From that hour, the sword which had been so near laying by to rust, had its blade new tempered, whilst the scabbard was clean cast away for ever.


FOOTNOTES

[1] Augustus de Morgan gives a story which he had from Francis Place. Place was, with others, advising Cobbett as to the proper line of defence. “Said Place, ‘You must put in the letters you have received from Ministers, Members of the Commons, from the Speaker downwards, about your Register, and their wish to have subjects noted. You must then ask the jury whether a person so addressed must be considered as a common sower of sedition, &c. You will be acquitted; nay, if your intention should get about, very likely they will manage to stop proceedings.’ Cobbett was too much disturbed to listen; he walked about the room, ejaculating, ‘D—— the prison!’ and the like. He had not the sense to follow the advice, and was convicted.” Vide “Budget of Paradoxes,” p. 119.

[2] Robert Huish, who is by no means favourably disposed towards Cobbett, says upon this point, “The truth was on Cobbett’s side, as every one can substantiate who had ever the misfortune to reside in the place where the German mercenaries were quartered.”

[3] “The use which Sir Vicary Gibbs generally made of his power of issuing ex officio informations was to lay an information against the offending writers, but not to proceed to trial, exacting a promise from them that, if he did not pursue it, they would write nothing offensive to the Government, and thus holding it in terrorem over their heads.”—Andrews’s “British Journalism,” ii. 57.

[4] This omitting to write for two or three weeks, together with the rumoured dropping of the Register, created tremendous sensation among the scribbling fraternity. The Morning Chronicle returned to Cobbett all the warm feelings which Perry had received from him. The Examiner, on the other hand, was mercilessly unjust. That vigorous paper was then in its early priggish days, and could brook no rivalry. Leigh Hunt looked with contempt upon all the set of Cobbetts and Cochranes, as not Reformists after his sort, and he now proceeded to attack Cobbett violently for his timidity, and for his whining about being torn from his home, &c.; adding that politicians must be prepared to endanger individual freedom for the sake of the general good. But then the “spirit of martyrdom had been inculcated” in the Hunts from the very cradle.

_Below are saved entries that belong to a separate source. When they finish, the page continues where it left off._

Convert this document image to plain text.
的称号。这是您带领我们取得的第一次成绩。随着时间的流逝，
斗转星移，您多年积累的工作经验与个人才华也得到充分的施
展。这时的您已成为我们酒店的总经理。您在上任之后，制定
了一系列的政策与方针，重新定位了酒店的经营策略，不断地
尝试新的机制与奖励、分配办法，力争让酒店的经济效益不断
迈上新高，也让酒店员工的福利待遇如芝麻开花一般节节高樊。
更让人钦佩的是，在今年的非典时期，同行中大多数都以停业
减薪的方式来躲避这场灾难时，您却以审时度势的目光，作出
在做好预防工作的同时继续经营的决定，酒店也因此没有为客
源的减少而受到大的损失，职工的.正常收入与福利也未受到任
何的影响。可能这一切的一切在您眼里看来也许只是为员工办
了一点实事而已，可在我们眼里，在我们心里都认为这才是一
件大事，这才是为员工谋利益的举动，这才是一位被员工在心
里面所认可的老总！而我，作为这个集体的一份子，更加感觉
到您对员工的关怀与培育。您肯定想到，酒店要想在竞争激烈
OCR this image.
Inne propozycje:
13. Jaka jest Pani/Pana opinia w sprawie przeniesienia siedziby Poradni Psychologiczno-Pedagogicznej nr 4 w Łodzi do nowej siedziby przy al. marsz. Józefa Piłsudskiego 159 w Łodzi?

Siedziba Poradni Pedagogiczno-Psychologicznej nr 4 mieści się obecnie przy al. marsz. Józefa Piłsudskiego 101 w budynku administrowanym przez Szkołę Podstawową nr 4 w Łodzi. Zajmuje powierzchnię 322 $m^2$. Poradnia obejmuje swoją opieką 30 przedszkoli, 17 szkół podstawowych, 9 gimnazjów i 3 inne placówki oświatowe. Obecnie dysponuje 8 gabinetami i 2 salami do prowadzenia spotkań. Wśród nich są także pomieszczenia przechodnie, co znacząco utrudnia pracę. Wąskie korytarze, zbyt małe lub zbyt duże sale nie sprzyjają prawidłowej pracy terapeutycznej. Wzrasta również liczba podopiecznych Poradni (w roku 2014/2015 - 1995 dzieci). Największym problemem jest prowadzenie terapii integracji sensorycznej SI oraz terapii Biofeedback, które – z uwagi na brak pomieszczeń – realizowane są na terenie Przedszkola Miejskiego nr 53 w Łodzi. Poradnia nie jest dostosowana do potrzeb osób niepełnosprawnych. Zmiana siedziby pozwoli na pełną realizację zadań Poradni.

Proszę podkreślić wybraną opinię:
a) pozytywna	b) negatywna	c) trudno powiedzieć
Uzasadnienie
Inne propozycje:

The readers of the Examiner, however, were not at one with their editor upon this point. One correspondent thought it ill-befitting a Reformist to overlook all the merits of a fellow-labourer, just at the moment of his being down, and “to dwell with a malignant ecstasy on all the failings that industrious malice could scrape together from years of bold and zealous service.” It was also pointed out, with much justice, that Mr. Cobbett was singular in this: that he not only confessed his errors when he had found them out, but argued clearly and decisively against them. Of course, the Examiner was so clever that it had no errors to retract.

Leigh Hunt appears to have discovered, in after-years, that he often made extravagant demands upon other people’s virtue; and the allusion, in his autobiography, to some want of charity toward other people’s opinions, points to this period, when intolerance could animate the Radical quite as easily as the privileged mind.

Mr. Redhead Yorke had long been converted from Radicalism, and had no sympathy for the delinquent. But he was, now, on the other side.